Question

A, B, C, D are the points in a vertical line, the lengths AB=BC=CD . If the body Falls from rest at A , prove that the times of describing AB, BC, CD are as 1:√2-√1:√3-√2 .

Answer 1

Let AB=BC=CD= h ; Let t1 be the time taken to travel the
distance AB.
speed u1 at end of the time t1, when the body is at B is
given by

u1 = g×t1 ......................(1)
h = (1/2)×g×t1×t1..............(2)

Let t2 be the time taken to travel the distance BC.

h = u1×t2+(1/2)g×t2×t2 = g×t1×t2 + (1/2) g×t2×t2
...............(3)

Initial speed during the travel of BC is substituted using
(1) in the above relation.
Using the equations (2) and (3) and after canceling the
common factors, we get

t1² = 2t1× t2 + t2².............(4)

By solving the quadratic equation for t2, we get t2 = t1×(√2-1)..................(5)

Speed u2 after travelling(t1+t2) seconds, when the body
is at C is given by

u2 = g×(t1+t2) = gt1×√2..........(6)

​​​​​​Let t3 be the time taken to travel the distance CD.

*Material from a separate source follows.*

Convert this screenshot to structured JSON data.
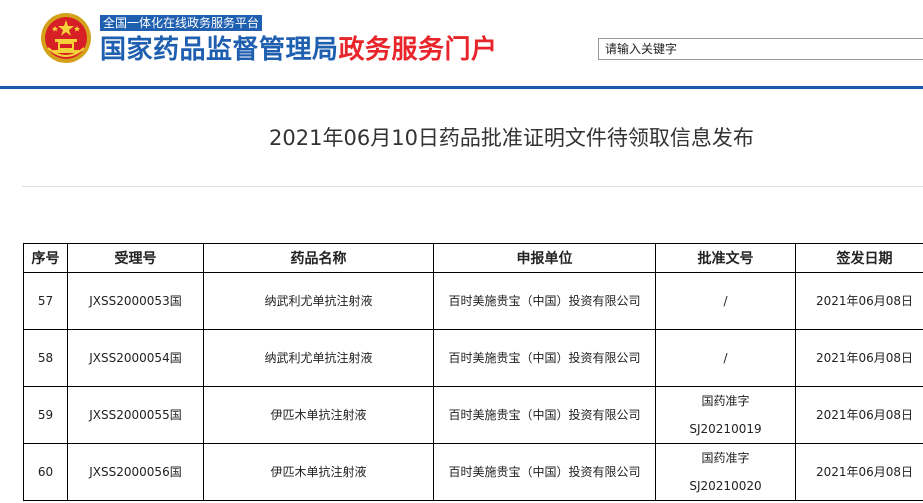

h = u2×t3+(1/2)g×t3×t3 = g×t1×√2×t3 + (1/2)g ×t3×t3
................(7)

initial speed during the travel of CD is substituted using
(6) in the above relation.
Using the equations (2) and (7) and after canceling the
common factors, we get

t1²= 2×√2×t1+ t3².................(8)

By solving the quadratic equation for t3, we get t3 =
t1×(√3-√2)...............(9)

From (5) & (9)
So t1:t2:t3 = t1: t1×(√2-1):t1×(√3-√2)

i.e. 1:(√2-√1):(√3-√2)